God With Skin

Advent is the season that Christians wait in expectation...for a Baby to be born amidst barn animals and for the victorious King to return in power.  Somewhere between here and there, we rejoice that we have not been forgotten.  God hears us, loves us, rescues us.

This is actually my favorite season in the year of the Church.  I know Easter is supposed to be.  If it weren't for Easter, we would just be a hopeless, hot mess of sin, but there is something about the subtlety of Advent that grabs me.  I think it is because, as the nights grow longer and the cold gets in my bones and the pressure of doing things "right" (right decorations, right present, dinner done right) increases, there is this Whisper that none of those things matter.  The 400 years of God's silence were like a long, cold winter, but all the while God had a rescue in the works.  This year I was thinking, if that Baby really was the Savior of the world, how could we want anything else?   I can't come up with a single thing that I need when I think about what that Incarnation means to me.

And then, in that between place where we find ourselves, between the Baby and the King, I wonder what it means if God is within us?  (remember those little papers you colored in Sunday school where the door to the heart swung open and Jesus was inside?)

Is it enough, as a follower of Jesus and a daughter of the King, to say, "I'll pray for you"?  Sure, Dad will show up, but shouldn't I as well?  Maybe He shows up IN me.  It seems too easy to keep my paycheck in the bank and pray for the poor.  It seems calloused to meet in my comfortable church building and try to remember to pray for the persecuted church, when I get the Voice of the Martyrs newsletter to remind me.  It feels shameful to know I will have a nice dinner with my family and not invite friends who have no one to eat with.

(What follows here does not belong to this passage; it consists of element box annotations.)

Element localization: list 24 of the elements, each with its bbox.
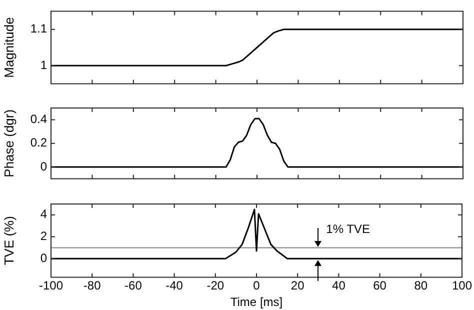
y-axis-title: TVE (%) xyxy=(1,216,16,266)
x-tick-label: 60 xyxy=(373,278,387,293)
x-tick-label: 0 xyxy=(253,278,260,293)
x-axis-title: Time [ms] xyxy=(230,295,283,310)
x-tick-label: -100 xyxy=(38,278,64,293)
x-tick-label: -20 xyxy=(206,278,224,293)
y-axis-title: Phase (dgr) xyxy=(1,109,16,178)
y-tick-label: 4 xyxy=(40,207,48,222)
x-tick-label: 80 xyxy=(414,278,428,293)
y-tick-label: 0 xyxy=(40,159,48,174)
x-tick-label: -40 xyxy=(166,278,184,293)
x-tick-label: 40 xyxy=(332,278,346,293)
y-tick-label: 0.4 xyxy=(30,112,48,126)
y-tick-label: 1 xyxy=(40,58,48,72)
y-tick-label: 1.1 xyxy=(30,22,48,36)
y-tick-label: 0.2 xyxy=(30,136,48,150)
y-tick-label: 0 xyxy=(40,250,48,265)
x-tick-label: 100 xyxy=(452,278,472,293)
annotation: 1% TVE xyxy=(326,222,370,236)
x-tick-label: 20 xyxy=(290,278,305,293)
x-tick-label: -80 xyxy=(83,278,102,293)
x-tick-label: -60 xyxy=(124,278,142,293)
y-tick-label: 2 xyxy=(40,229,48,244)
y-axis-title: Magnitude xyxy=(1,17,16,78)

Could it be Dad tugging at my heart to show Him to the world?  Telling people about Him is good, but how will they know Him unless they see Him?  I have lots of questions and few answers.  But I am pretty sure that I need to do more, be more, listen more, love more, cry more, give more, laugh more.  Of course I will keep praying since I like to talk with Him, but giving God my wish list isn't enough.  I believe we are to be incarnations, God with skin, to the people around us.